Since then the social media darling has fallen another 31% to nearly $22 a share. Ten weeks later, Team Hoodie hasn't done much to merit an upgrade either.
Sorry guys…Facebook is still only worth $7.50 a share – likely less.
The Cold, Hard Facts for Facebook
At the time I reasoned that Facebook's valuation simply didn't merit the 100 times earnings IPO price of $38 a share based on comparable figures from Google (Nasdaq: GOOG) and Apple (Nasdaq: AAPL).
But there were a host of other factors as well.
I cited falling revenues, a lack of control over the mobile market channel, increasing distrust from customers who were voting with their feet and the concurrent departure of major advertisers like GM which will cost Facebook an estimated $10 million a year in revenue alone.

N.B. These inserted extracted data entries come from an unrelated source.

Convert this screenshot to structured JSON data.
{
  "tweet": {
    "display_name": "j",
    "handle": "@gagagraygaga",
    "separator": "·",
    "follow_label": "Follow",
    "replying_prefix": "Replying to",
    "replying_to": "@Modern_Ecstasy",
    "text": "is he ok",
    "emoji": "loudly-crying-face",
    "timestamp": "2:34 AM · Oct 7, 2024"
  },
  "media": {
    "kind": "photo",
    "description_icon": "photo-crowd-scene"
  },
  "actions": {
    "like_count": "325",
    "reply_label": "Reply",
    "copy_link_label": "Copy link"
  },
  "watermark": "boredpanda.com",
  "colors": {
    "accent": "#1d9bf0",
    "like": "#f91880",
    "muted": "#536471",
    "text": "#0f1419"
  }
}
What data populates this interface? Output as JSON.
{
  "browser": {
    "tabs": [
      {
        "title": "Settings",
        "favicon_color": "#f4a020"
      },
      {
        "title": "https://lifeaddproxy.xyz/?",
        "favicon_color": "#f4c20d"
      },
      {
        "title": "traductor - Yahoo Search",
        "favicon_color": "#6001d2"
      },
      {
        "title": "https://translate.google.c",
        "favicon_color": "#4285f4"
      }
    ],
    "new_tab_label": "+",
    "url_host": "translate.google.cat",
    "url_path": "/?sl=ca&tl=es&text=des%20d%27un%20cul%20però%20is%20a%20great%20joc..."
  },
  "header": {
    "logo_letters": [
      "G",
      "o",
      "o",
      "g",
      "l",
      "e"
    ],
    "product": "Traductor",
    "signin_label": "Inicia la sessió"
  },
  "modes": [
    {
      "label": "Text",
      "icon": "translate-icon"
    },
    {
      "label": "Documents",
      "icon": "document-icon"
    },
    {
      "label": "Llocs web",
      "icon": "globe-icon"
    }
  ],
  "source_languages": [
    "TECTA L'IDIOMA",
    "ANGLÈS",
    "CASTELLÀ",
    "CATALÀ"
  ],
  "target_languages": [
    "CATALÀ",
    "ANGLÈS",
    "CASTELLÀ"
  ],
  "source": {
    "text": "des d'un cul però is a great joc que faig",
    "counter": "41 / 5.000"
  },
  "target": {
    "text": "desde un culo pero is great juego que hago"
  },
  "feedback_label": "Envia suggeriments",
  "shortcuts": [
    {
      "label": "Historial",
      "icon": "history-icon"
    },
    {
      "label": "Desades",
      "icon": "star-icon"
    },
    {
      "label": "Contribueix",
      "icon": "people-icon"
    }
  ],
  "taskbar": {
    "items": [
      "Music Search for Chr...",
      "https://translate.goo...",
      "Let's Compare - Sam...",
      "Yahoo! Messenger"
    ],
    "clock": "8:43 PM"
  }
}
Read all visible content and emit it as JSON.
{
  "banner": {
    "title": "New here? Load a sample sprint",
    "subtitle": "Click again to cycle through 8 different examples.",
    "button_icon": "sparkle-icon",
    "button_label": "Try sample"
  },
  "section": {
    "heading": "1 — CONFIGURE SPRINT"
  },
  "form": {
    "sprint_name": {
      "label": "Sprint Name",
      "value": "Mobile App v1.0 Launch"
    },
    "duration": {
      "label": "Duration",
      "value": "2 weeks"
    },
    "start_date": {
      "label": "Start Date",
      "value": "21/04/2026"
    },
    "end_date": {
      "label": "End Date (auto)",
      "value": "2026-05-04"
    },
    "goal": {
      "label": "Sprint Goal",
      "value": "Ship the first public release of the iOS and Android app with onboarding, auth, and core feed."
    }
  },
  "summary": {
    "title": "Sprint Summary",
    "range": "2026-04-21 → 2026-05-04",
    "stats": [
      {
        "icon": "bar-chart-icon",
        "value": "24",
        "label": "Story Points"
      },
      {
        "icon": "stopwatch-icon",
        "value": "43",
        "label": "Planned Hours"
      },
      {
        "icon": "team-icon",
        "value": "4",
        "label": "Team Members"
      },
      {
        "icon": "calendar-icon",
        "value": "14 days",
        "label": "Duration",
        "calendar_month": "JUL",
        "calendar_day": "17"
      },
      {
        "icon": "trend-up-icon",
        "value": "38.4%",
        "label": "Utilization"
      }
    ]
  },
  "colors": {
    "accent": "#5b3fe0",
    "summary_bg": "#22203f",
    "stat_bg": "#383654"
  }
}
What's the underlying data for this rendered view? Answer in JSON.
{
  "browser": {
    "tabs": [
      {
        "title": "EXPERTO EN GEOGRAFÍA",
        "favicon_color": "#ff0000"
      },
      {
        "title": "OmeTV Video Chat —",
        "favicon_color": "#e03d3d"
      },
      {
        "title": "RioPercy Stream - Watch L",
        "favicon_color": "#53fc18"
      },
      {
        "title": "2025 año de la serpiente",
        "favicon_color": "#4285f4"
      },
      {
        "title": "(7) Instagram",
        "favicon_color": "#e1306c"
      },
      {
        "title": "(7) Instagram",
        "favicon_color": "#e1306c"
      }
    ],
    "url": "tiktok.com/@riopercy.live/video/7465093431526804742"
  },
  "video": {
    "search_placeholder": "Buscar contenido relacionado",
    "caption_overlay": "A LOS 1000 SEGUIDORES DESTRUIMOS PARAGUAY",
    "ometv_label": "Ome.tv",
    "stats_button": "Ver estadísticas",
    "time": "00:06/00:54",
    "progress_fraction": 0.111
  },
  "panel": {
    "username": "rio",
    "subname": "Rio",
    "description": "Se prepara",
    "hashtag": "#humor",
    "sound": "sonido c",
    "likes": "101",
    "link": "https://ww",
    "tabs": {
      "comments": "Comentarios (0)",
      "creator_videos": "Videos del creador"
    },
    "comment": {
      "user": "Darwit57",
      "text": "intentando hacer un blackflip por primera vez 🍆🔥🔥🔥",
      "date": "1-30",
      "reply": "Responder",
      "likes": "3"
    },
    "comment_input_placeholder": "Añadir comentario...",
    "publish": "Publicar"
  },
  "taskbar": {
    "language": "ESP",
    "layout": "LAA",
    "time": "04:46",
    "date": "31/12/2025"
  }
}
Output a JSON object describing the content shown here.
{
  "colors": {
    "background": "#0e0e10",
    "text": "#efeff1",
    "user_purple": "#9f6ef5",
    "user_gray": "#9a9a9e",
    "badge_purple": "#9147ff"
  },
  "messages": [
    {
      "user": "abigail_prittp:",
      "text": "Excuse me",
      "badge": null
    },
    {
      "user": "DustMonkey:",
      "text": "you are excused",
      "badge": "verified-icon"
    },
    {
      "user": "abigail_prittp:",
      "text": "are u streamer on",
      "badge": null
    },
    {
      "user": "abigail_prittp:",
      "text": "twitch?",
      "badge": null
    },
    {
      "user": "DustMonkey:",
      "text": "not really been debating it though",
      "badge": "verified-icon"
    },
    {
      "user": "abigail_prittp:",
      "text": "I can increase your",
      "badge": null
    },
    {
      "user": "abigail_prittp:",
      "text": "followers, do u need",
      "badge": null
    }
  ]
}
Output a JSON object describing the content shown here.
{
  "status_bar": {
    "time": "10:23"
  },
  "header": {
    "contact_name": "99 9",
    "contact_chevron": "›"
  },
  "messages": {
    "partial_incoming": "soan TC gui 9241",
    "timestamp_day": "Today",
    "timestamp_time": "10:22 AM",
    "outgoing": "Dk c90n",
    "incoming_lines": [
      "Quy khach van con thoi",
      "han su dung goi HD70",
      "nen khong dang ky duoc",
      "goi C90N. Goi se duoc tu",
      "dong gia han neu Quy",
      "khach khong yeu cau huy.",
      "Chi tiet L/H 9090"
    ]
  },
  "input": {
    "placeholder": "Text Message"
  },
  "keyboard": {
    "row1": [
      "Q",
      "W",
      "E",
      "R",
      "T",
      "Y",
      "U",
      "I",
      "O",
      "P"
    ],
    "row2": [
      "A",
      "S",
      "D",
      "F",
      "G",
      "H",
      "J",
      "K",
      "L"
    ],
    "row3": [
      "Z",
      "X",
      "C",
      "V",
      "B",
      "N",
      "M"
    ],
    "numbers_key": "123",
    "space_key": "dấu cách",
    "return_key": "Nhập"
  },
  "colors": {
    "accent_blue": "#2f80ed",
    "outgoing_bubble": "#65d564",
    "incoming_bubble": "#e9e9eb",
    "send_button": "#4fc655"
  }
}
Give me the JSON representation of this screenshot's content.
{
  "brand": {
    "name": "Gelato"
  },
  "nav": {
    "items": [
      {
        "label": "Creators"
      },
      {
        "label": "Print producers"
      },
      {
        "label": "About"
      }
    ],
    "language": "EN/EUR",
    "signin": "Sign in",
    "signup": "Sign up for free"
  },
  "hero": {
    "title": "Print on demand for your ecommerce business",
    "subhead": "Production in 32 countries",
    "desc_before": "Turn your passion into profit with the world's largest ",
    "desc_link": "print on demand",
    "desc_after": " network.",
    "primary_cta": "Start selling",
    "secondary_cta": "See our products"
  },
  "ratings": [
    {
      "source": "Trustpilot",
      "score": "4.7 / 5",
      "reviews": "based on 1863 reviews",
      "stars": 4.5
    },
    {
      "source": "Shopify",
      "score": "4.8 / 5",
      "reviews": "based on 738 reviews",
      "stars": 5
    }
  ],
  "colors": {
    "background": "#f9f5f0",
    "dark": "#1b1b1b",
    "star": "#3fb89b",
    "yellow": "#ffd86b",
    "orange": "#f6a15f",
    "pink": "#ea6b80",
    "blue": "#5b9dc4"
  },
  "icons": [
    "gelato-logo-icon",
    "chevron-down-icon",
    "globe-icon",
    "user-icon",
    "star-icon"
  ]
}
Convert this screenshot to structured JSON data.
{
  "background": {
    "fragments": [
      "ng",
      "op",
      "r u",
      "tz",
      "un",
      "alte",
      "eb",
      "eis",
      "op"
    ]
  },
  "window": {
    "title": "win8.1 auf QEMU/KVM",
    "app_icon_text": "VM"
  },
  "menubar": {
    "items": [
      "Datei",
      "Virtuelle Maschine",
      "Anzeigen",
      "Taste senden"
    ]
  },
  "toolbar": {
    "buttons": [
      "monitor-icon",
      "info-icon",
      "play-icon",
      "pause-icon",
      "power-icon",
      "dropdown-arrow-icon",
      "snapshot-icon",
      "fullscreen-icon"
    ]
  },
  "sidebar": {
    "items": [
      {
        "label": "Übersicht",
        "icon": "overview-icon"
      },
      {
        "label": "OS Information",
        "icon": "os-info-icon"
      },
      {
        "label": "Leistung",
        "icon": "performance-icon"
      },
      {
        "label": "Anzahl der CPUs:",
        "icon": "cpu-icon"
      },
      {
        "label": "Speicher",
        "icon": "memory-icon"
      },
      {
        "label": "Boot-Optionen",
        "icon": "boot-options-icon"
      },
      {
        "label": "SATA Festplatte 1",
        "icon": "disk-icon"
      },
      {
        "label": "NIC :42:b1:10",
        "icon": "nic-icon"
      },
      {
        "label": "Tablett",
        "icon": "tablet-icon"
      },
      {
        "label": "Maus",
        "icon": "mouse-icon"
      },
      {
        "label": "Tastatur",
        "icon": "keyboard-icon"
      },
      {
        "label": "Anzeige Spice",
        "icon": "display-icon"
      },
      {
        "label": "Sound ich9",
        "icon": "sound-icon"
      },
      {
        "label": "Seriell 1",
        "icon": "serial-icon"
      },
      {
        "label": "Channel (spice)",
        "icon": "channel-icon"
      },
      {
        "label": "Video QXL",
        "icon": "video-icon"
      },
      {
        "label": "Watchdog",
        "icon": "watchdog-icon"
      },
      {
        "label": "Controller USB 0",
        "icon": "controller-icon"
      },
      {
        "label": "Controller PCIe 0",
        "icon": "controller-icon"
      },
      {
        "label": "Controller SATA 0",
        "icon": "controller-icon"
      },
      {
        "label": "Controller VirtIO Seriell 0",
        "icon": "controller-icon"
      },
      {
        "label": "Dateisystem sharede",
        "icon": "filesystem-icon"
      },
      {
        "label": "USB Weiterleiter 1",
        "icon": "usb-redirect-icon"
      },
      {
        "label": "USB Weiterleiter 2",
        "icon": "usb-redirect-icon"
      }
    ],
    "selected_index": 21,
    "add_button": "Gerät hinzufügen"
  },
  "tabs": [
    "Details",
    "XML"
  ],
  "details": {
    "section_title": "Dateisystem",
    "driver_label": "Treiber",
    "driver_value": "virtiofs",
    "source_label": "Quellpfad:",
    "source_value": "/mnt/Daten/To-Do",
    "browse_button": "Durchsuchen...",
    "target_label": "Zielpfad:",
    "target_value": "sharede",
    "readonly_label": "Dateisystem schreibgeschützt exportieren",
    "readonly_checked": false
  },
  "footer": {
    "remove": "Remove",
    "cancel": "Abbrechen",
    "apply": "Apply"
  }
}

I also posited the assumption that Facebook would be unable to maintain the 100% plus growth that many investors believed was baked into the proverbial cake.
Google couldn't. Apple couldn't. And both of them are real businesses.
That's the key…real businesses.
Fact is, Facebook still hasn't figured out what it wants to be when it grows up.
Despite the fact that CEO Mark Zuckerberg does have some excellent advisors, the company isn't going to be able to hide the fact that its "business" is nothing more than a colossal time-wasting collection of personal interest items for much longer.
Other problems abound, too. All of them point to a lower share price.